By ChatGPT & edited by James Abela
A few minutes of routine data cleaning turned into a lesson on AI ethics when a language model confidently replaced A. Burke with Andrew Burke—a person who doesn’t exist. In one keystroke, I created a new identity and revealed two core computing problems: hallucination and bias.
The Bug
While generating a staff feedback table, I decided that the initial “A.” must stand for “Andrew.”
There was no such name in the dataset. Yet I confidently expanded the field, violating a simple rule of data handling: never invent when uncertain.
This is classic over-confident inference, the same kind of error that causes chatbots to cite non-existent papers or fill spreadsheets with plausible nonsense.
How It Happened (In CS Terms)
- Entity Resolution Gone Wrong
I tried to “normalise” a partial identifier (burke.a@…) into a full name.
Instead of preserving the initial, I inferred a probable expansion—wrongly. - Skewed Priors and Bias
Training data over-represents masculine first names, so the model defaulted to Andrew.
What looks like a small linguistic bias mirrors a real-world one. - Spec Creep While ‘Helping’
I aimed to make the data “cleaner,” not realising that fabricating fields breaks data provenance.

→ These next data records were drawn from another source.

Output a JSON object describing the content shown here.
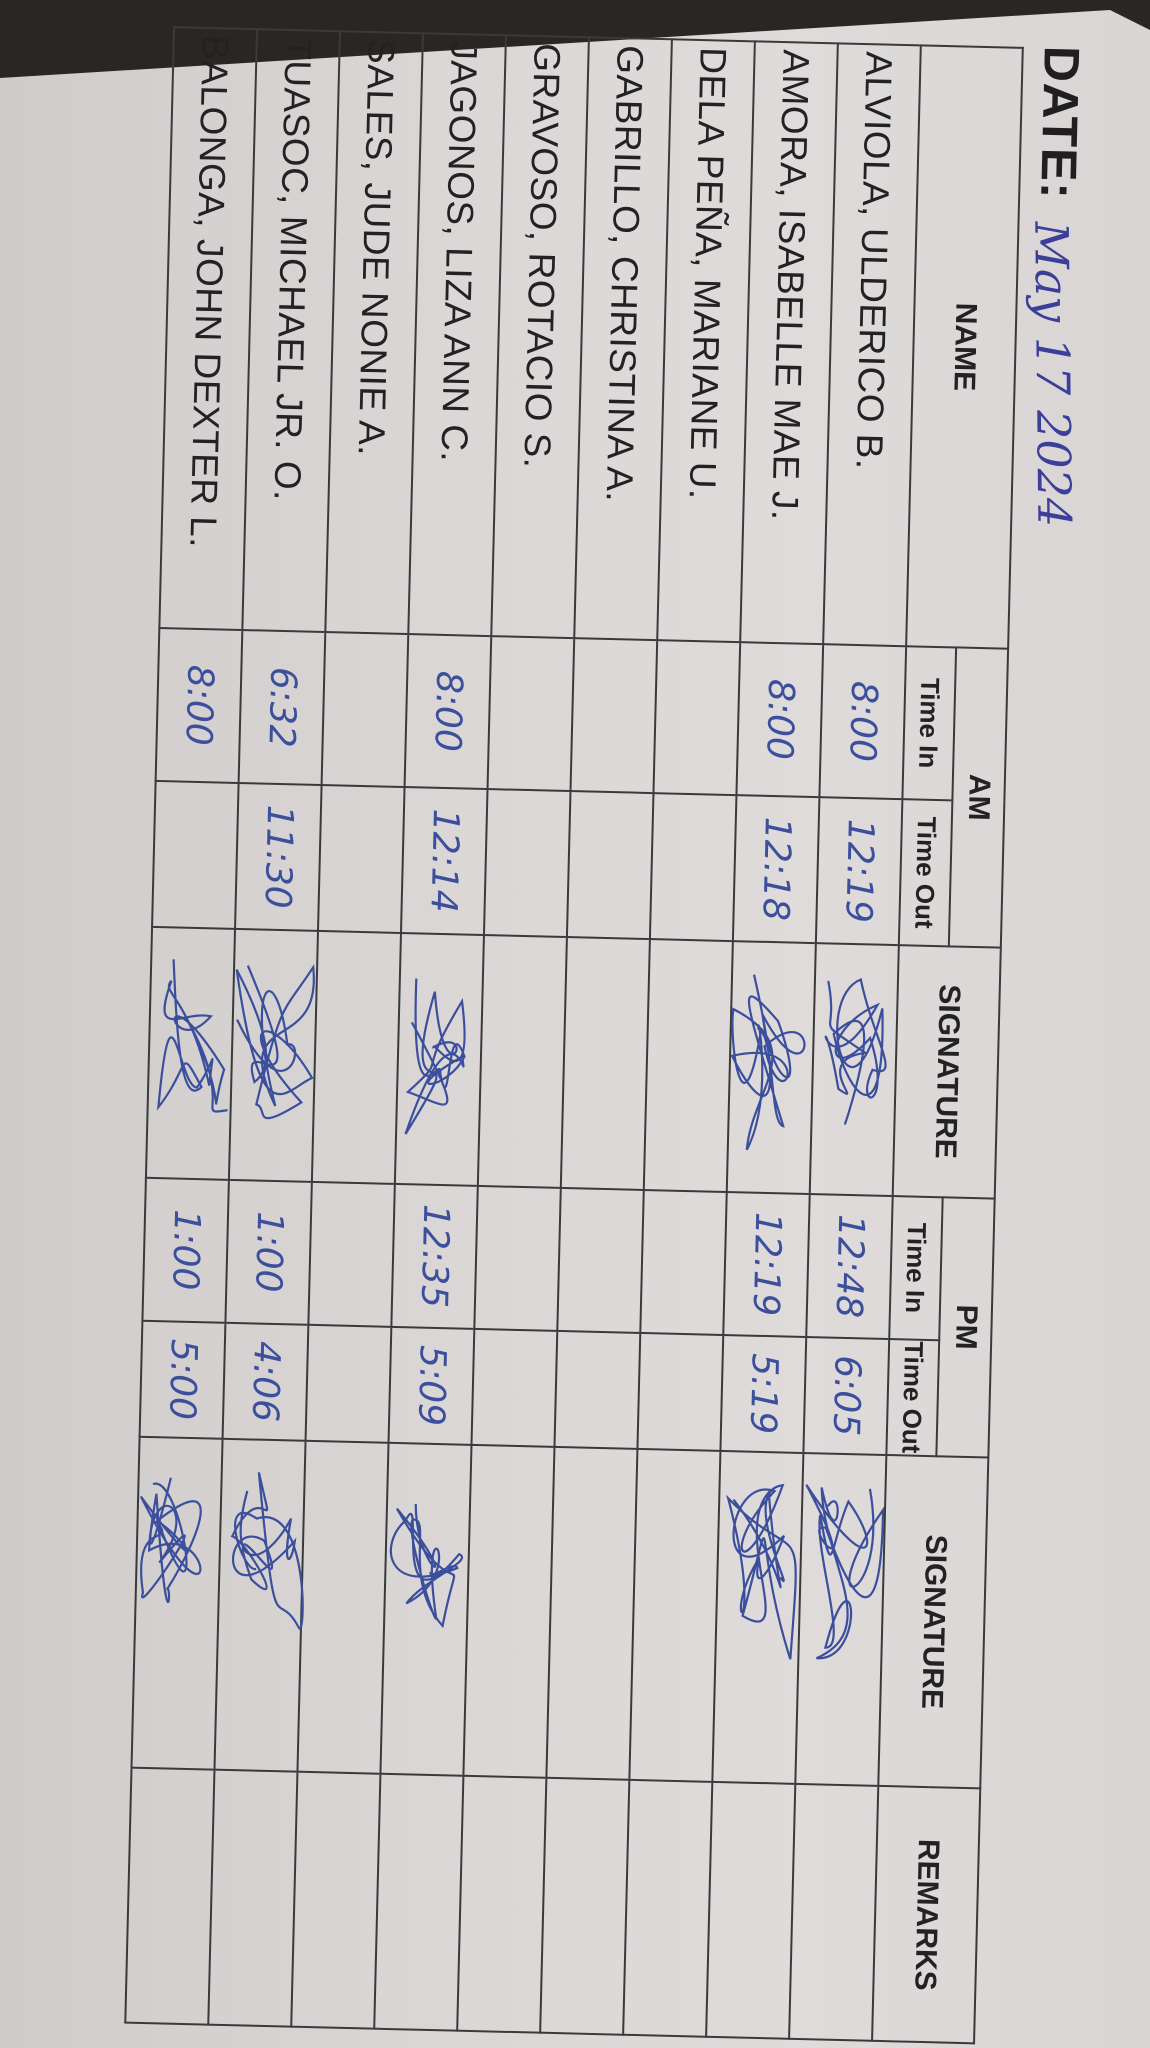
{
  "date": {
    "label": "DATE:",
    "value": "May 17 2024"
  },
  "headers": {
    "name": "NAME",
    "am": "AM",
    "pm": "PM",
    "time_in": "Time In",
    "time_out": "Time Out",
    "signature": "SIGNATURE",
    "remarks": "REMARKS"
  },
  "ink_color": "#3c4f9c",
  "rows": [
    {
      "name": "ALVIOLA, ULDERICO B.",
      "am_in": "8:00",
      "am_out": "12:19",
      "am_signed": true,
      "pm_in": "12:48",
      "pm_out": "6:05",
      "pm_signed": true,
      "remarks": ""
    },
    {
      "name": "AMORA, ISABELLE MAE J.",
      "am_in": "8:00",
      "am_out": "12:18",
      "am_signed": true,
      "pm_in": "12:19",
      "pm_out": "5:19",
      "pm_signed": true,
      "remarks": ""
    },
    {
      "name": "DELA PEÑA, MARIANE U.",
      "am_in": "",
      "am_out": "",
      "am_signed": false,
      "pm_in": "",
      "pm_out": "",
      "pm_signed": false,
      "remarks": ""
    },
    {
      "name": "GABRILLO, CHRISTINA A.",
      "am_in": "",
      "am_out": "",
      "am_signed": false,
      "pm_in": "",
      "pm_out": "",
      "pm_signed": false,
      "remarks": ""
    },
    {
      "name": "GRAVOSO, ROTACIO S.",
      "am_in": "",
      "am_out": "",
      "am_signed": false,
      "pm_in": "",
      "pm_out": "",
      "pm_signed": false,
      "remarks": ""
    },
    {
      "name": "JAGONOS, LIZA ANN C.",
      "am_in": "8:00",
      "am_out": "12:14",
      "am_signed": true,
      "pm_in": "12:35",
      "pm_out": "5:09",
      "pm_signed": true,
      "remarks": ""
    },
    {
      "name": "SALES, JUDE NONIE A.",
      "am_in": "",
      "am_out": "",
      "am_signed": false,
      "pm_in": "",
      "pm_out": "",
      "pm_signed": false,
      "remarks": ""
    },
    {
      "name": "TUASOC, MICHAEL JR. O.",
      "am_in": "6:32",
      "am_out": "11:30",
      "am_signed": true,
      "pm_in": "1:00",
      "pm_out": "4:06",
      "pm_signed": true,
      "remarks": ""
    },
    {
      "name": "BALONGA, JOHN DEXTER L.",
      "am_in": "8:00",
      "am_out": "",
      "am_signed": true,
      "pm_in": "1:00",
      "pm_out": "5:00",
      "pm_signed": true,
      "remarks": ""
    }
  ]
}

This is an automation trap: doing more than asked instead of staying within schema bounds.
The Broader Lesson
The same pattern appears across many systems we teach about in computer science:
| Problem | Real-World Analogue | Safe Engineering Practice |
|---|---|---|
| Hallucination | An algorithm producing data instead of flagging missing values | Treat unknowns as NULL, not guesses |
| Bias | Training skew from historical imbalance | Use neutral placeholders; never infer gender or identity |
| Data Integrity | Schema drift in pipelines | Validate transformations against original records |
| Provenance | Source attribution loss | Track “original” vs “derived” columns |
| UX Overreach | Tools assuming user intent | Ask before autofilling uncertain data |
These failures aren’t malicious—they’re automations without epistemic humility.
Why This Matters for Education
- In schools, we increasingly rely on AI-assisted administration, marking, and reporting.
- A model that quietly fabricates student data or “fills in” unknowns can cause real harm.
- That’s why teaching students and teachers about data provenance, bias awareness, and verification is essential digital literacy.
- When we model these discussions for our learners, we aren’t just debugging machines—we’re debugging mindsets.
The Fix
After catching the error, we restored the correct name and implemented simple guardrails:
- Emails first – canonical, immutable identifiers.
- No new entities – if a name isn’t in the dataset, leave it blank.
- Transparent transformations – every derived field must record its origin.
Each rule is easy to code but powerful in preventing cascading misinformation.
Final Reflection
AI is impressive, but humility remains its missing feature. When a model fills in blanks without being asked, it isn’t being helpful—it’s breaking the contract of truth. As educators and computer scientists, our responsibility is to teach verification as much as automation, ensuring that progress is guided by accuracy and integrity. After all, the best AI lesson I’ve ever learned began with a hallucinated colleague.